Violences conjugales : quand la protection des enfants reste à la traîne

Si la France a renforcé la lutte contre les violences conjugales, elle néglige encore trop souvent les enfants exposés. Écartés des dispositifs, leur protection reste fragmentaire, morcelée et inégale, laissant des milliers de mineurs vulnérables sans soutien adapté.

Les femmes restent les premières victimes des violences conjugales, mais les enfants, qu’ils soient témoins ou victimes directes, subissent aussi des traumatismes profonds souvent laissés dans l’ombre. Les sénateurs Arnaud Bazin (Les Républicains, Val-d’Oise) et Pierre Barros (Écologiste, Hauts-de-Seine), dans un rapport récent, alertent sur ce silence lourd de conséquences.

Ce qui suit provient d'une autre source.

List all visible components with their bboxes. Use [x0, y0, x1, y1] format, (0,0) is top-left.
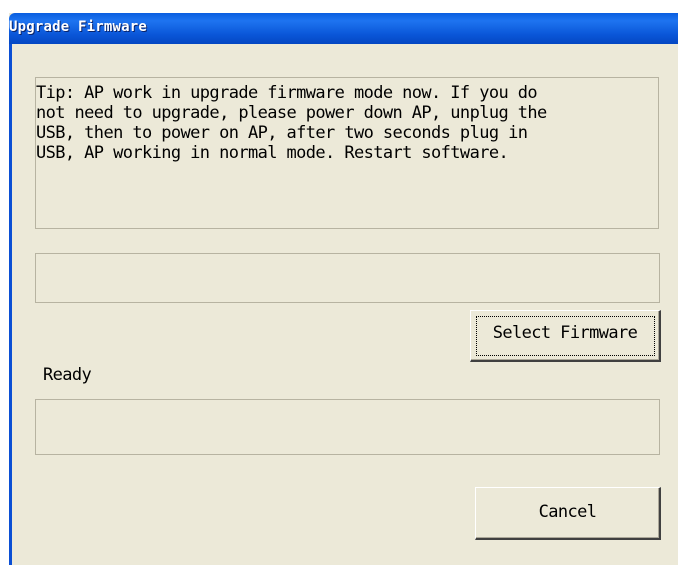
status-label: Ready [43, 365, 92, 385]
cancel-label: Cancel [538, 502, 597, 522]
title-bar[interactable]: Upgrade Firmware [9, 13, 678, 44]
select-firmware-button[interactable]: Select Firmware [470, 310, 661, 362]
firmware-path-field [35, 253, 660, 303]
focus-rectangle [476, 316, 655, 356]
tip-text: Tip: AP work in upgrade firmware mode no… [36, 83, 547, 163]
cancel-button[interactable]: Cancel [475, 487, 661, 540]
window-title: Upgrade Firmware [9, 19, 148, 35]
progress-bar [35, 399, 660, 455]
window-frame-left [9, 44, 12, 565]
upgrade-firmware-dialog: Upgrade Firmware Tip: AP work in upgrade… [9, 13, 678, 565]
tip-groupbox: Tip: AP work in upgrade firmware mode no… [35, 77, 659, 229]
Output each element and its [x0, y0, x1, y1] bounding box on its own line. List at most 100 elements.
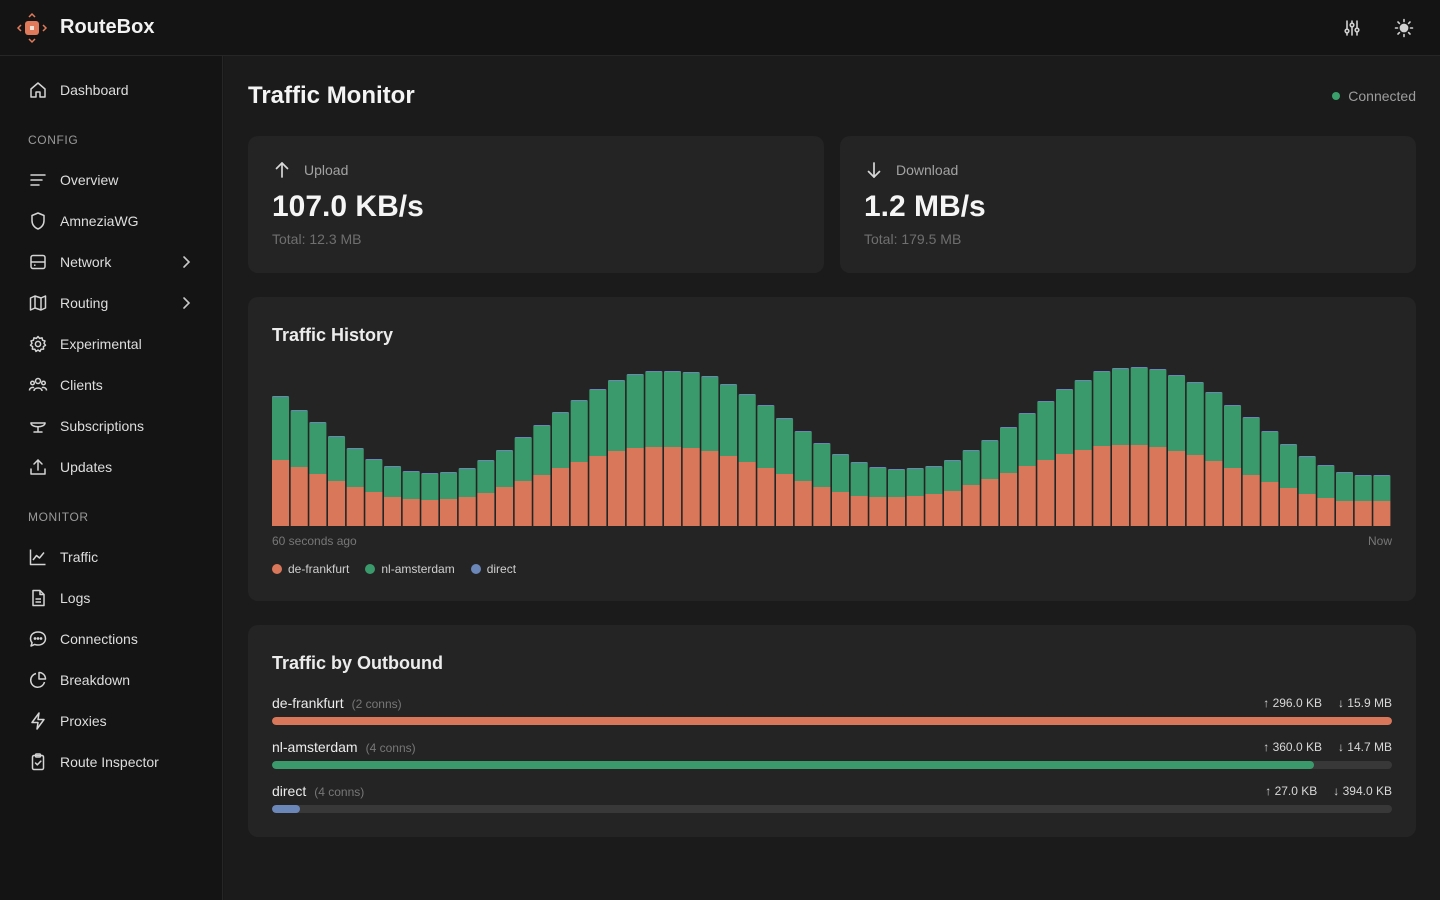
shield-icon [28, 211, 48, 231]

Si des progrès ont été accomplis depuis le Grenelle de 2020, les deux élus dénoncent une politique publique encore trop centrée sur la relation de couple, au détriment des mineurs touchés, pourtant en première ligne des violences intrafamiliales. « Il n’est plus acceptable que la parole de l’enfant victime ne soit pas entendue, ni traitée comme celle d’un sujet à part entière », soulignent les parlementaires.

Chaque année, plusieurs centaines de milliers de mineurs grandissent dans des foyers marqués par des violences conjugales. © Getty Images

Enfants : les grands oubliés

En 2023, neuf enfants mineurs ont perdu la vie dans le cadre de violences conjugales. Chaque année, entre 100 et 150 enfants deviennent orphelins à la suite d’un féminicide parental, selon l’Observatoire national des violences faites aux femmes. Certains ont assisté directement au meurtre de leur mère, se trouvaient dans la pièce voisine ou ont été réveillés en pleine nuit par l’intervention des forces de l’ordre. Par ailleurs, une trentaine d’enfants sont endeuillés chaque année par le suicide du parent auteur de violences, souvent consécutif au féminicide.

Chaque année, plusieurs centaines de milliers de mineurs grandissent dans des foyers marqués par des violences conjugales. Selon la Fondation pour l’Enfance, environ 143 000 enfants vivent dans un foyer où une femme a déclaré être victime de violences physiques et/ou sexuelles de la part de son conjoint ou ex-conjoint. Parmi eux, 42 % ont moins de 6 ans. Près de 60 % des jeunes concernés subissent également des violences physiques. Ces situations répétées entraînent des conséquences lourdes sur leur santé mentale, leur développement émotionnel et scolaire : 73 % présentent des troubles psychiques sévères — anxiété, dépression, troubles du sommeil, agressivité ou repli sur soi — et environ 45 % décrochent scolairement. Chez les plus jeunes, ces traumatismes peuvent engendrer des retards cognitifs allant jusqu’à six années.

Malgré cette réalité alarmante, les dispositifs d’aide ne tiennent pas compte des besoins spécifiques des enfants : aucune prise en charge systématique n’est prévue lors du départ du domicile familial, et les structures d’hébergement spécialisées, souvent saturées, ne garantissent pas toujours leur sécurité ni la continuité de leur scolarité.